La noche agonizaba.
Ya no podía gritar más, estaba agotado. Añicos de sueños y mentiras cargué en mi maleta. Parado sobre la acera detuve un taxi.
–¿A dónde lo llevo? –preguntó el chofer–.
Le respondí:
–No lo sé... bastante lejos.
La vida es un círculo: naces, estudias, trabajas, te casas, tienes hijos… ¡Alto! ¿Nunca te has preguntado si ésa es la vida que quieres llevar?
Corría la primavera cuando desperté repentinamente. Ni en mis sueños podía estar en paz. Y por fin lo acepté: me había vuelto preso del silencio y la ansiedad. Me escondí bajo las sábanas, con ganas de nada. Estaba harto de todo. ¡Me faltaba algo!
Al amanecer ya no pude luchar. Hace unos días había leído a la escritora Trini de Jaime, quien a través de sus letras asegura que tienes el derecho a ser feliz, pero a veces las circunstancias te colocan en el camino equivocado y ya no puedes cambiar de rumbo. Esa mañana yo estaba perdido, sin rumbo fijo.
Primavera que no llega
“¡Maldita vida!”, gritaba con los labios sellados. No podía continuar siendo el mismo. En ese instante de junio, apenas sentía el final del invierno. Aún lo cargaba. Tenía que olvidarme de todo y volver a comenzar, pero ¿cómo?
Hay días cuando la rutina y el estrés empiezan por desgastar tu entusiasmo y, entonces, te preguntas: ¿por qué no cambiar de vida?
El reloj marcaba una hora más y yo seguía tirado en la cama, cuando Diana –mi amiga, pintora de 22 años– telefoneó: “¿Qué pasa contigo? No me digas que no vendrás. ¡Levántate! Te cuento que…”. Boté la bocina. Volví a sumergirme en el frío de mi habitación.
Quiero sentir algo y no sé por dónde empezar
Quería llorar, pero no podía. Preso de la ira, tomé mi celular y lo lancé... Cerré los ojos cuando el suelo estaba tapizado de vidrios; el espejo estaba destrozado.
En medio del mar de cristales, planeé mi escape: botaría mis demonios, mis rencores, mi veneno; gastaría todos mis ahorros para volar lejos de aquí... Al llegar la noche, me arrepentí. No quería huir.
De la mano del agobio o la inquietud, cualquier cosa parece más deseable, porque la ansiedad es un arma de doble filo; te impide pensar con claridad. Por eso, de Jaime aconseja encarar tus miedos, tus fantasmas, con valor.
Cualquier transformación que hagas a tu vida, planéala con cautela, porque cuanto más se aleje tu proyecto de cambio de tu realidad, más riesgo tendrás de fracasar.
“¿Quién soy?”, me pregunté mientras mi rostro se reflejaba en los cristales rotos. Sabía que no estaba satisfecho conmigo mismo. No sabía reír, ni sentir. Tenía que cambiar, hacerme de coraje y enfrentarme a mi realidad, era el momento de sobrevivir.

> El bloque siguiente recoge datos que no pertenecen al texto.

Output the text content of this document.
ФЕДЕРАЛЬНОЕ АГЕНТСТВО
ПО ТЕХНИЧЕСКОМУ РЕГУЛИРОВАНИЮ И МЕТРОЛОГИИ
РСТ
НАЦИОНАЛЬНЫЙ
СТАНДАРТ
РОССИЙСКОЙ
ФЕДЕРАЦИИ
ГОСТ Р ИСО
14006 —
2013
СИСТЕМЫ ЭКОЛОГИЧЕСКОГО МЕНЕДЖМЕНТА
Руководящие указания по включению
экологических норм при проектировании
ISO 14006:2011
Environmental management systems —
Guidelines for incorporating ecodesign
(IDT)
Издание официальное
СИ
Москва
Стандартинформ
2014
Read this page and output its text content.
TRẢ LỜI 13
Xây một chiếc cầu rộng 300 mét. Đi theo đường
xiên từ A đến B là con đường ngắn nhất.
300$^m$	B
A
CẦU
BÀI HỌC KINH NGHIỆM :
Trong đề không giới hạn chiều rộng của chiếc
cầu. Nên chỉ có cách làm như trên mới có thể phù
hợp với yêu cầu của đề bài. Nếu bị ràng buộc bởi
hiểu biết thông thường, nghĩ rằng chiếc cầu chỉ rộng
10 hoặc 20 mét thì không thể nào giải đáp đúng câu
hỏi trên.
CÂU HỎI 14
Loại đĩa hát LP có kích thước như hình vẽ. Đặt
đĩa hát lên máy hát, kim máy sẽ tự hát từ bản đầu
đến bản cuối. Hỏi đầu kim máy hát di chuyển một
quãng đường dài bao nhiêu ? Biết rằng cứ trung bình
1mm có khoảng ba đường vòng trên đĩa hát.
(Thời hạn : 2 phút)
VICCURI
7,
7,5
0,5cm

Ya no tenía la fuerza para salir al escenario y actuar ante la misma gente. Día con día, eso me robaba un segundo más de vida. Sin embargo, ellos no eran el problema, el profundo resentimiento era conmigo. Sabía que necesitaba tiempo para pensar y seguir caminando.
Decidido, abrí la puerta con sigilo. Sentí un escalofrío. Llevé conmigo una maleta. Cerré con cierta violencia. Salí a la calle. Detuve un taxi... Y sin más, el final de esta historia es el punto de partida de mi nuevo sueño.
Si al igual que yo estás decidido a empezar de cero: ¡Adelante! Sólo no mires atrás.
Trini de Jaime aconseja
*Debes cambiar de vida si tu presente es muy distante a lo que siempre has deseado.
*Un cambio bien logrado no es una demolición, sino una evolución. No tires todo por la borda.
*Diseña un plan preciso sobre lo que quieres cambiar de tu vida. Nunca improvises.
*Analiza si tú eres el problema o tu ambiente, puede que tu cambio sólo traslade tu problema a otro paisaje.
*Descubre quién eres. Construye tu vida a partir de tu esencia.
*Si te has decidido a cambiar, no olvides meter en la mochila: realismo, flexibilidad, humor, esperanza y mucho, mucho coraje.